Sunday, July 13, 2008

A Kiss




The Song of Songs opens with the lines “Let him kiss me with the kisses of his mouth.” A line which instantly brings into question the idea of 'absence' and 'presence'. Whose mouth could Solomon kiss with if not his own? On one interpretation we can claim that the phrasing draws us immediately to an invocation of the divine, the kiss that is more than a kiss, the song that is more than a song, the fire that is more than a fire ... “The kiss we speak of is therefore the product of divine humility. Far from a mere touching of lips, it is a spiritual union with God. The human and the divine are mingled. Two become one. This is the kiss desired by the holy ones from long ago.” The kiss therefore expresses the desire not of communication but of presence. Bernard of Clairvaux begins his sermons on the Song by focusing on this line, the sermons serve the function of detailing the presence of God in his life but at the same time the meaning pulled from this opening line is obscured by the opacity of that line. The phrase 'holy ones from long ago' refers to the prophets who foresaw Christ's coming. Bernard is then insinuating this sense of divine longing in the Shulamite's desire toward her loved one.

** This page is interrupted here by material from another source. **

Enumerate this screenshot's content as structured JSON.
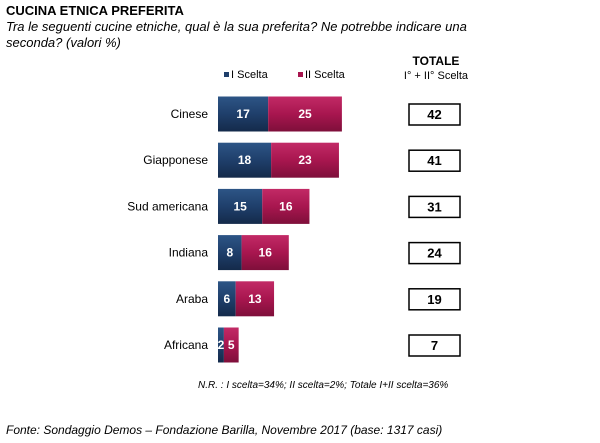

Solomon and the Shulamite are only described as together in the first of the six songs. The other five detail searching, arriving and social separation “Nevertheless, and through the very flight that is assumed by both protagonists – lovers who do not merge but are in love with the others' absence – no certainty affects the existence of the one who is loved and loves ...” The absence is also more explicitly invoked by the fluid concept of identity between the protagonists. In the opening line and Song 3 the male protagonist is clearly identified as Solomon yet at other parts the male protagonist is mentioned as being a shepherd as well as any number of more sensual images, the only role consistently designated to him is as lover. Solomon then borrows upon imagery used by the Shulamite to describe his lover in return, again transforming any notion of a stationary identity by referring to a barrage of imagery and different designatory positions. This focus on identity, presence and absence is intended not to show an identity crisis within love, but rather a sense of movement, something which becomes vital for the Hegelian and Sartrian traditions.

“In truth, the lover and the beloved are not identifiable
characters; by this I mean the bearers of a narrative identity. In this
respect, it is not out of bounds to suggest that the question “who,”
ordinarily linked to narrative identity, comes into the poem only to
accentuate ... the appearance of origin ...”5

But there is no definitive response to this appearance of origin, rather the poem is situated within a flux of imagery and places. This extends to the point where even a necessary application of narrative is seen as irrelevant. Rather the Song progresses through an intensification and increased reliance on metaphor until the climax near the middle of the song. Yet the inclination towards this notion of origin as described by Origen, focuses the poem on the ambiguity of identity.


“The sensitive and the significant, the body and the name, are thus not only placed on the same level but fused in the same logic of undecidable infinitization, semantic polyvalence brewed by the static of love ...” The above conclusion reached by Julia Kristeva has already been argued for. Yet the this essay has not yet done due justice to certain aspects of the Song. What is precisely in question here is the role played by nature within the textual framework of the song. What is needed for a thorough analysis of the song is an explanation as to why there is a transference of desire onto natural imagery. This has on occasion been alluded to as a way of placing the text within the scope of issues of national identity – insofar as the imagery is apparently located to a specific geographical point aiding the reading of the song as demonstrating a relationship between god and Israel, or Israel and Egypt. The invocation of natural imagery acts as way of making the narrative more physical. The absence of the loved one is countermanded by the presence of nature. So that on the narrative level an element of tension is added to the text invoking
the desired object through it's very absence. The chiasmatic relationship then is added through lines such as “I am my beloved's, and his desire is towards me”7 Here we have, at its most explicit, a dialectic between the physical and non-physical transference of identity.